SAN DIEGO — A small but intriguing study has found that treating obstructive sleep apnea in patients with polycystic ovary syndrome lowered their cortisol levels not only at night, but during the daytime as well.
Obstructive sleep apnea symptoms also greatly improved in five nondiabetic PCOS patients who received continuous positive airway pressure (CPAP) for 8 weeks as part of a study presented at the annual meeting of the Endocrine Society.
Previous research has determined that the risk of obstructive sleep apnea is 30-fold to 40-fold higher in women with PCOS compared with weight-matched controls. It has been theorized that there may be a link between obstructive sleep apnea and the metabolic and hormonal abnormalities associated with the disease.
“These findings strongly suggest that obstructive sleep apnea is likely to contribute to elevated cortisol levels in women with PCOS and could play a role in the risk for adverse metabolic alterations in this patient population,” concluded researchers Eve Van Cauter, Ph.D., and Dr. Esra Tasali, of the department of medicine at the University of Chicago, who presented a poster at the meeting.
Subjects in the study were in their early to mid-30s and had a mean body mass index (kg/m2) of 51. Three of the five had impaired glucose tolerance. CPAP treatments were administered for 8 weeks at the patients' homes, with compliance confirmed by built-in monitors.

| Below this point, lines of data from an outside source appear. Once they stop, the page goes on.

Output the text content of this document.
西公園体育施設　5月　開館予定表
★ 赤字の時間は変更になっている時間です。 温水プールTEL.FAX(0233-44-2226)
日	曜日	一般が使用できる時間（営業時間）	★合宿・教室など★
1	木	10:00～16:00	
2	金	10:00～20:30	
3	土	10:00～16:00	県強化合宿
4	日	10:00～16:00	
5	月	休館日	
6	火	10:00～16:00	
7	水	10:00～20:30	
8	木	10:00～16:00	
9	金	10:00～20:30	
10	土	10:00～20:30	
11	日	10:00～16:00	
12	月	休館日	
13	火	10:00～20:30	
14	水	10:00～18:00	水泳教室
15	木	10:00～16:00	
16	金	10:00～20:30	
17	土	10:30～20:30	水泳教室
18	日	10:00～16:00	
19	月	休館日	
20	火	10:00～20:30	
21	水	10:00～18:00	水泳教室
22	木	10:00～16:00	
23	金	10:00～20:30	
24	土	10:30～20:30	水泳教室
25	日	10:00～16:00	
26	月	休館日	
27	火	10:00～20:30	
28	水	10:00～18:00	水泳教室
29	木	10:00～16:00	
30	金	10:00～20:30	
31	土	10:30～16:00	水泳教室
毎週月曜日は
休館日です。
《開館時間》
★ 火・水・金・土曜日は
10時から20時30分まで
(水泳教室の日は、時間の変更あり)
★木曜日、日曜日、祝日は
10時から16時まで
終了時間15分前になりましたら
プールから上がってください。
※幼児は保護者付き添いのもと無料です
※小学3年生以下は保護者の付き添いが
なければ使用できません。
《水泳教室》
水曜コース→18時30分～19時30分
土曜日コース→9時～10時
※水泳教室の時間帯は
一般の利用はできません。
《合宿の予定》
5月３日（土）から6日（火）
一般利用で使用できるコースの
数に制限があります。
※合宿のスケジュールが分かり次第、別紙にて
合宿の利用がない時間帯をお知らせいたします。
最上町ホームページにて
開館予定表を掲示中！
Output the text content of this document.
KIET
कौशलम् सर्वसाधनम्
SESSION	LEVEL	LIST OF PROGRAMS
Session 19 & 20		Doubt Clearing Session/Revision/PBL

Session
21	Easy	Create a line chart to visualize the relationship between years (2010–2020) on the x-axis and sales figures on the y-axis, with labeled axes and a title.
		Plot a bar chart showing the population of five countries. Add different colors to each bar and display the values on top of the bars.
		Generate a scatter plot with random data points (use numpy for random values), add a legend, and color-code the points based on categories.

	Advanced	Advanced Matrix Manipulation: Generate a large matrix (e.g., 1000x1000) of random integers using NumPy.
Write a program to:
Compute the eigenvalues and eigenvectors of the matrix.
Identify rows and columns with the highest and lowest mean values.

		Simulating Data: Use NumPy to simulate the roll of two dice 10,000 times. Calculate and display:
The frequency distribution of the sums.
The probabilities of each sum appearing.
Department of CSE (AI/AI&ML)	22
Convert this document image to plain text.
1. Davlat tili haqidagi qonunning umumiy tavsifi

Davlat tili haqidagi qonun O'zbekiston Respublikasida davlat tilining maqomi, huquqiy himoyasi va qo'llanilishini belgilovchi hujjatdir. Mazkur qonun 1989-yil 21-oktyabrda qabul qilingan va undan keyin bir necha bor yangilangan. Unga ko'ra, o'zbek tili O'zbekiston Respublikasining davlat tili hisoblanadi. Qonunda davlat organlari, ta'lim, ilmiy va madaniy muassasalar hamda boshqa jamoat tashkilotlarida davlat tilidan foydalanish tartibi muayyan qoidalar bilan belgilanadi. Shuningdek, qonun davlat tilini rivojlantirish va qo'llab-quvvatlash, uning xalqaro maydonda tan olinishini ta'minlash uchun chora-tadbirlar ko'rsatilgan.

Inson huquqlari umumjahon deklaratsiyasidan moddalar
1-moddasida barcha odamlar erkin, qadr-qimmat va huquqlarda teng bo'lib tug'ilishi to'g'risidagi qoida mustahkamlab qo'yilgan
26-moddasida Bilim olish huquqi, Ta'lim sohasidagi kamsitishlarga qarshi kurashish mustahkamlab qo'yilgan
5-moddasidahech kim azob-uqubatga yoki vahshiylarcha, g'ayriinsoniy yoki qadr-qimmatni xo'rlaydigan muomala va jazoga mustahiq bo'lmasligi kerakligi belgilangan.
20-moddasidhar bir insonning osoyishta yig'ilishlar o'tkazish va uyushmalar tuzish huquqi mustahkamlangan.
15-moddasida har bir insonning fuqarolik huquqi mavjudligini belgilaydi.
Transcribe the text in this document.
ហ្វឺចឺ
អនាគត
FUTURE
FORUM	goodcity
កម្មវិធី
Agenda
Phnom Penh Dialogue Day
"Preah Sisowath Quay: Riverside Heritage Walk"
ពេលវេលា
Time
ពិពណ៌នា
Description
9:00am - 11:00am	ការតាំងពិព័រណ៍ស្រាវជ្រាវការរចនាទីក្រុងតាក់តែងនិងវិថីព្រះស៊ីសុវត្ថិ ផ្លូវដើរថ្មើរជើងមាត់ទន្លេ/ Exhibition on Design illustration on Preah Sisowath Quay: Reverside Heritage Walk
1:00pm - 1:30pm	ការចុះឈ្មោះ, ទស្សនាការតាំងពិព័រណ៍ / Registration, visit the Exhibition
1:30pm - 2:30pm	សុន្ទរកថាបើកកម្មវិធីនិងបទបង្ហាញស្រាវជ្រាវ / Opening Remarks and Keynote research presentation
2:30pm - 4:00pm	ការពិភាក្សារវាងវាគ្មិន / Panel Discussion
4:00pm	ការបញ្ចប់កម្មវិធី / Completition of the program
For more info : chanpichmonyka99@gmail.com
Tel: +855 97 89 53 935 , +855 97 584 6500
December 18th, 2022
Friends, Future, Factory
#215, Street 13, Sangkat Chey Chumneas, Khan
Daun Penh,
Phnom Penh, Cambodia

Following therapy, mean 24-hour cortisol levels fell from 10.2 mcg/dL to 7.7 mcg/dL. Daytime cortisol levels fell from 10.3 mcg/dL to 7.9 mcg/dL, whereas nighttime cortisol dropped from 10.1 mcg/dL to 7.5 mcg/dL. These decreases were all statistically significant.
The cortisol nadir declined by 40%.
“Interestingly, this decrease in the nadir was associated with the severity of patients' sleep apnea,” Dr. Tasali, a pulmonologist and sleep researcher at the university, said in an interview at the meeting.
CPAP may emerge as a treatment modality in some patients, not only to alleviate symptoms of obstructive sleep apnea, but also to independently target hormonally and metabolically driven symptoms, said Dr. Van Cauter, a professor of medicine at the university.